La vie en société deviendrait impossible, on tomberait dans un relativisme total, où l’adage récurrent serait « ni bien, ni mal ». Il n’y aurait plus de valeurs pour régir les rapports entre hommes, ce serait le chaos et le retour à la barbarie. Par exemple, dans les situations de guerre ; les hommes répondent beaucoup moins aux exigences de la conscience, car la haine s’est exacerbée entre plusieurs groupe humains, et l’on voit bien que ce genre de situations entraîne des retours momentanés à la barbarie.

Deuxième argument : Les exigences de la conscience nous conduisent à être plus responsable vis à vis d’autrui.

Un individu doté d’une bonne  éducation et d’une certaine réflexion doit être capable de rester modéré dans ses réactions jusqu’à un certain point. Par exemple, une simple insulte de la part d’autrui, même si elle est déplacée et injustifiée doit nous conduire à ne pas envenimer le conflit inutilement, surtout avec un individu dont le degré de conscience est peu élevé et qui peut profiter de notre virulence à répondre pour se défouler.

Troisième argument : Les exigences de la conscience nous conduisent aussi à être plus responsable vis à vis de nous-même.

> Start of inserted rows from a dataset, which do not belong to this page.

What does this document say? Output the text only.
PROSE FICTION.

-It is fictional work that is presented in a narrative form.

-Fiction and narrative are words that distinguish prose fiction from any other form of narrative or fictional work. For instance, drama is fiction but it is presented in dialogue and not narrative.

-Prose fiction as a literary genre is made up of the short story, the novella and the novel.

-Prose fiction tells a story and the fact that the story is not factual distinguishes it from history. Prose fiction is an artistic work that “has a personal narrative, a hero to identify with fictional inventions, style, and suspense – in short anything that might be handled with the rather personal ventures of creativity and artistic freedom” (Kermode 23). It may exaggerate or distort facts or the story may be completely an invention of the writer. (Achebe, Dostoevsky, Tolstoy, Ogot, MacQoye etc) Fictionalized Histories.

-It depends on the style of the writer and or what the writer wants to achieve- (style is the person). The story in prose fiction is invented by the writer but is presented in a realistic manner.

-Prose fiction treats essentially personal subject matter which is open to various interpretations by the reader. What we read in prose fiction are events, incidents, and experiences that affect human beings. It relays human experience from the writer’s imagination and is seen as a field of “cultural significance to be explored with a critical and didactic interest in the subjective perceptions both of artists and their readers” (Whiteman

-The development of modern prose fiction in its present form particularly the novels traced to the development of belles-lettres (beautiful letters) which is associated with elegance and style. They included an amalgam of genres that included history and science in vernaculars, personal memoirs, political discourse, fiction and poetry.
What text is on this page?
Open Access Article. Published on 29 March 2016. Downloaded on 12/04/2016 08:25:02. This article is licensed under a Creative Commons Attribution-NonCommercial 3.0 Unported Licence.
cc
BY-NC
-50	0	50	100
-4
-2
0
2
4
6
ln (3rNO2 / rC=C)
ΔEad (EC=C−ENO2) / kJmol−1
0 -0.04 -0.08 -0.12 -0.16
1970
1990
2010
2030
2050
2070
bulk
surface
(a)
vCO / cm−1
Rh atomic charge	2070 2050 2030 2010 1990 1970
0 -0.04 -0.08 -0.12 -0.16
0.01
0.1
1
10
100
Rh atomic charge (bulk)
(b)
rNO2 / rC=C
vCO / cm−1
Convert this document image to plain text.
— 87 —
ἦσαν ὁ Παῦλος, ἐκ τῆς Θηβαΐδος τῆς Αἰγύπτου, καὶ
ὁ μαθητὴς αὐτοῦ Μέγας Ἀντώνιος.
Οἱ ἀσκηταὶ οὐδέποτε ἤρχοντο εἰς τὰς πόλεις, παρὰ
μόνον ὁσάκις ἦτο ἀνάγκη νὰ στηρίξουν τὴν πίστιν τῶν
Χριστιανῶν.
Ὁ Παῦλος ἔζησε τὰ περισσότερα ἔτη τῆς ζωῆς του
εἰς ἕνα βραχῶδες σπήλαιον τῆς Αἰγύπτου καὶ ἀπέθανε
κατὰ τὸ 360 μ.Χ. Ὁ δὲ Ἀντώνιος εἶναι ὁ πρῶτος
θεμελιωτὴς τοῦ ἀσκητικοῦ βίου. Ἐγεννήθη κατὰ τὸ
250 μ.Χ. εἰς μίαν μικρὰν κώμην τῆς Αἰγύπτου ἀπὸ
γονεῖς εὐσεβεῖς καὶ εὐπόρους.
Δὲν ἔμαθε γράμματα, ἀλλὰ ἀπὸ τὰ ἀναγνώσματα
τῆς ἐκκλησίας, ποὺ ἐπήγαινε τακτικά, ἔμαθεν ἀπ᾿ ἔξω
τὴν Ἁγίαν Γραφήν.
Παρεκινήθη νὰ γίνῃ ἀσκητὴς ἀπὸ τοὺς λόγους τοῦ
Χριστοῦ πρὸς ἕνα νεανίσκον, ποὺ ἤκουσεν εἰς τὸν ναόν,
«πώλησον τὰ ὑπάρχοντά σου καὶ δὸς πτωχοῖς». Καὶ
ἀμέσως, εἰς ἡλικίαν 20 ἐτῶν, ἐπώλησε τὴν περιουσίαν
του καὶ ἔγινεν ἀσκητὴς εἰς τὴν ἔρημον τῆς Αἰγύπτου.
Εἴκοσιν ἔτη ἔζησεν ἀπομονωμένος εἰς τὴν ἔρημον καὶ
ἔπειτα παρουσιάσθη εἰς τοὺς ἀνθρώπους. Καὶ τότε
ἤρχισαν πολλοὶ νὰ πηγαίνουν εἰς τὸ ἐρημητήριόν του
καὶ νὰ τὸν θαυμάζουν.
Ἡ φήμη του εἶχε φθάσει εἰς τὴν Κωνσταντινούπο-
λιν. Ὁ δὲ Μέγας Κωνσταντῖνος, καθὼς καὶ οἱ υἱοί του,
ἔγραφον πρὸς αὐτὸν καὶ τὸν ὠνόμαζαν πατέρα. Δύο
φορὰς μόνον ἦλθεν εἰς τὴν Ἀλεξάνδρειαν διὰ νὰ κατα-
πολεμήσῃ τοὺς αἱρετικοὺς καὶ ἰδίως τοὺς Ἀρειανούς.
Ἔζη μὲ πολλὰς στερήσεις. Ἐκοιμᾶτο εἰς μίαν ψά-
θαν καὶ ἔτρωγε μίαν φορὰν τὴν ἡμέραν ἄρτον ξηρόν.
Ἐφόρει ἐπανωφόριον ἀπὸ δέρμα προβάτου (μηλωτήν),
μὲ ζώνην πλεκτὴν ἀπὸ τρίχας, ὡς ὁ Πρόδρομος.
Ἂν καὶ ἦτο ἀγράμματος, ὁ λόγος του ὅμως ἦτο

Le respect des autres passe en effet par le respect de soi. Par exemple, si nous reprenons le même exemple que précédemment, ne pas faire de surenchères avec un individu agressif et insultant de manière gratuite, c’est aussi se respecter soi-même, en ne se mettant pas à son niveau. L’indifférence face à la bêtise est déjà une preuve de respect de soi, plutôt que de se donner en spectacle.

CONCLUSION
On peut donc difficilement échapper aux exigences de la conscience. Cependant l’aveuglement spirituel existe ainsi que la mauvaise foi. Malgré cela, il faut tout de même rester optimiste car comme l’a dit Rousseau dans la profession de foi du vicaire savoyard : « Conscience, Conscience, instinct divin, immortelle et céleste voix ! » Autrement dit, même si un individu se ment à lui-même, il y a toujours un moment où les exigences de la conscience reviennent en lui et où il voit son propre vide, s’il a fauté gravement.